# Integral Volume of Sphere

1. Jan 14, 2010

### GunnaSix

1. The problem statement, all variables and given/known data
For a sphere of radius r find the volume of the cap of height h.

2. Relevant equations

3. The attempt at a solution
I can get it down to $$V \ = \ \pi \int_{r-h}^r (\pi r^2 - \pi y^2)dy \ = \ \pi {\left[(r^2y-\dfrac{1}{3} y^3) \right] }_{r-h}^r$$

I expanded this to $$V=\pi (-\dfrac{2}{3} r^3+2r^2h-rh^2-\dfrac{1}{3}h^3)$$

but the book has $$V=\pi h^2(r-\dfrac{1}{3} h)$$

What am I missing/doing wrong?

Last edited: Jan 14, 2010
2. Jan 14, 2010

### Dick

The calculus part is ok, except that you mistyped your integrand.

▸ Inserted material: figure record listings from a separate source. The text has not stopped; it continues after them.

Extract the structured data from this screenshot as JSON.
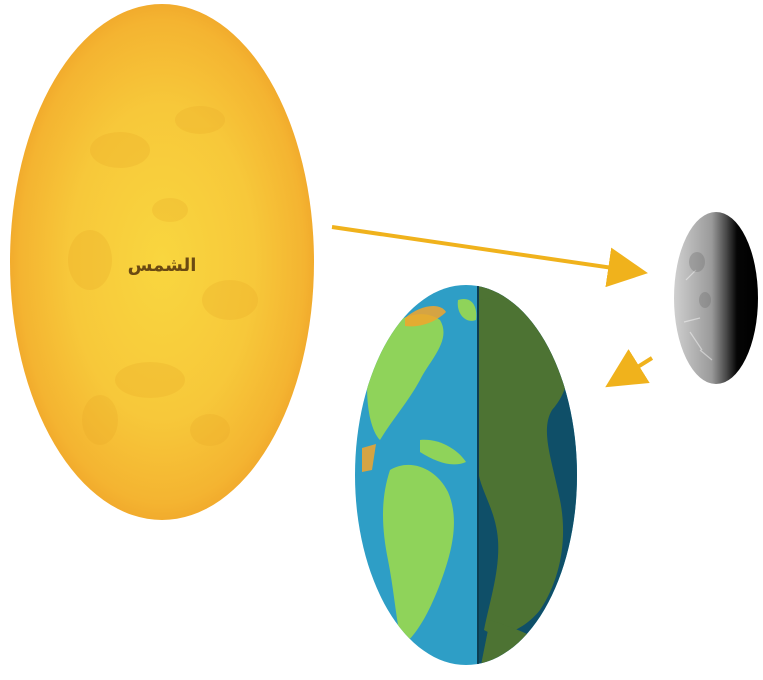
{
  "sun": {
    "label": "الشمس"
  },
  "colors": {
    "sun_outer": "#f2a52b",
    "sun_inner": "#f8cf3c",
    "arrow": "#f0b21c",
    "ocean_lit": "#2e9ec6",
    "land_lit": "#8fd35a",
    "ocean_dark": "#0f4f68",
    "land_dark": "#4d7333",
    "moon_lit": "#b8b8b8",
    "moon_dark": "#0a0a0a"
  },
  "icons": {
    "sun": "sun-icon",
    "earth": "earth-icon",
    "moon": "moon-icon"
  }
}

The problem is in the algebra leading to your expression for V. For example, I can tell by looking at your integral expression that there shouldn't be any r^3 term in the result.

3. Jan 14, 2010

### payumooli

do the expansion again?

4. Jan 14, 2010

### GunnaSix

Yeah I got it. Forgot to carry the subtraction in the $$(r-h)^3$$ expansion twice in a row and just assumed I was missing something instead of checking my algebra again. I should have seen that the $$r^3$$ expressions would cancel out. Sorry.